Wet van 28 november 2002 tot wijziging van de Wet op de expertisecentra, de Wet op het primair onderwijs en de Wet op het voortgezet onderwijs in verband met de invoering van een leerlinggebonden financiering en de vorming van regionale expertisecentra (regeling leerlinggebonden financiering)

Wijzigingswet Wet op de expertisecentra, enz. (invoering regeling leerlinggebonden financiering)

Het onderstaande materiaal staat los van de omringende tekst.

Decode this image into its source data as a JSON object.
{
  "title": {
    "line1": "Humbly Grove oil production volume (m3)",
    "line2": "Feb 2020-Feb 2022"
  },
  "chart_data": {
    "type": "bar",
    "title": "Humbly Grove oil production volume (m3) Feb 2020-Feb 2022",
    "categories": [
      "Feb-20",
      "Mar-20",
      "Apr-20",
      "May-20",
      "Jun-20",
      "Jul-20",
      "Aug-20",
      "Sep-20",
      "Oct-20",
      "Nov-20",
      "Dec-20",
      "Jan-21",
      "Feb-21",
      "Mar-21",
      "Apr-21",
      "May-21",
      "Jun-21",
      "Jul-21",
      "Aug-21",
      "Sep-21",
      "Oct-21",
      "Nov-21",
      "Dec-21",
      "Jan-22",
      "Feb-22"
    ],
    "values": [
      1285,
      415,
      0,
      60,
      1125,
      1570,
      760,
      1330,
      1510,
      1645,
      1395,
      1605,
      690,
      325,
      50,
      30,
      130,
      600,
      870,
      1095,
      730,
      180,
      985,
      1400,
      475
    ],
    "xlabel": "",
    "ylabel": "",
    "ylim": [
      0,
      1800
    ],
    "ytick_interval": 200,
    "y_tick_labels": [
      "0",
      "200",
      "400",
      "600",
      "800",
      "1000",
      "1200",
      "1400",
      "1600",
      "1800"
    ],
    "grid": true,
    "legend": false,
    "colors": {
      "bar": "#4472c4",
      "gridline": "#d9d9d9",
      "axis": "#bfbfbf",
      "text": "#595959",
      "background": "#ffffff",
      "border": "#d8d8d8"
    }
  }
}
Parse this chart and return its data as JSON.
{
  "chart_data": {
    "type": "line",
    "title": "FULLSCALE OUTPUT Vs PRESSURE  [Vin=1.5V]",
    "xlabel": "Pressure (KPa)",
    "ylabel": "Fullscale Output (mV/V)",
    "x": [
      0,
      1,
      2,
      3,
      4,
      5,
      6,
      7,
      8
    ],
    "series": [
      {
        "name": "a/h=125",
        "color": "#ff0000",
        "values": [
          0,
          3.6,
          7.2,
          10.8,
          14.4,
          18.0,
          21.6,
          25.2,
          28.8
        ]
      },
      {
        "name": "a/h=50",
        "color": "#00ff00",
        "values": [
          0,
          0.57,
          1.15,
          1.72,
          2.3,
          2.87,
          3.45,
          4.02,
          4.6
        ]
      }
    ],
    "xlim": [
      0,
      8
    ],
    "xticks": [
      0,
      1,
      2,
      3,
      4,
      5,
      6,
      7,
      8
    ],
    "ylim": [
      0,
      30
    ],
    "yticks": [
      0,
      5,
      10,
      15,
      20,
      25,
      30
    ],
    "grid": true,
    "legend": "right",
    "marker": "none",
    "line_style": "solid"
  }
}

Wij Beatrix, bij de gratie Gods, Koningin der Nederlanden, Prinses van Oranje-Nassau, enz. enz. enz.
Allen, die deze zullen zien of horen lezen, saluut! doen te weten:
Alzo Wij in overweging genomen hebben, dat het wenselijk is voor leerlingen met een handicap een leerlinggebonden financiering in te voeren en regionale expertisecentra te vormen en dat het in verband daarmee gewenst is een aantal wijzigingen aan te brengen in de Wet op de expertisecentra, de Wet op het primair onderwijs en de Wet op het voortgezet onderwijs;

Zo is het, dat Wij, de Raad van State gehoord, en met gemeen overleg der Staten-Generaal, hebben goedgevonden en verstaan, gelijk Wij goedvinden en verstaan bij deze:

Artikel

I

Wijzigt de Wet op de expertisecentra.

Artikel

II

Wijzigt de Wet op het primair onderwijs.

Artikel

III

Wijzigt de Wet op het voortgezet onderwijs..

Artikel

IV

Overgangsbepaling regulier onderwijs

Vervallen

Artikel

V

Overgangsbepaling leerlingen (voortgezet) speciaal onderwijs

Vervallen

Artikel

VI

Programma's van eisen

Vervallen

Artikel

VII

Expertisebekostiging voor bestaande scholen voor meervoudig gehandicapten

Vervallen

Artikel

VIII

Omzetting afdelingen voor zeer moeilijk lerende kinderen

Vervallen

Artikel

IX

Overgangsbepaling indicatiestelling

Vervallen

Artikel

X

Formatiegarantie

Vervallen

Artikel

XI

Overgangsbepaling aanvraag formatie t.b.v. leerlingen residentiële instellingen, nevenvestigingen en verbrede toelating

Vervallen

Artikel

XII

Adviescommissie toelating en begeleiding

Vervallen

Artikel

XIII

Verplicht advies

Vervallen

Artikel

XIV

Experiment Almere

Vervallen

Artikel

XV

Overgangsbepaling

Vervallen

Artikel

XVI

Inwerkingtreding

De artikelen van deze wet treden in werking op een bij koninklijk besluit te bepalen tijdstip, dat voor de verschillende artikelen, onderdelen daarvan of leden van artikelen, bedoeld in onderdelen, verschillend kan worden vastgesteld.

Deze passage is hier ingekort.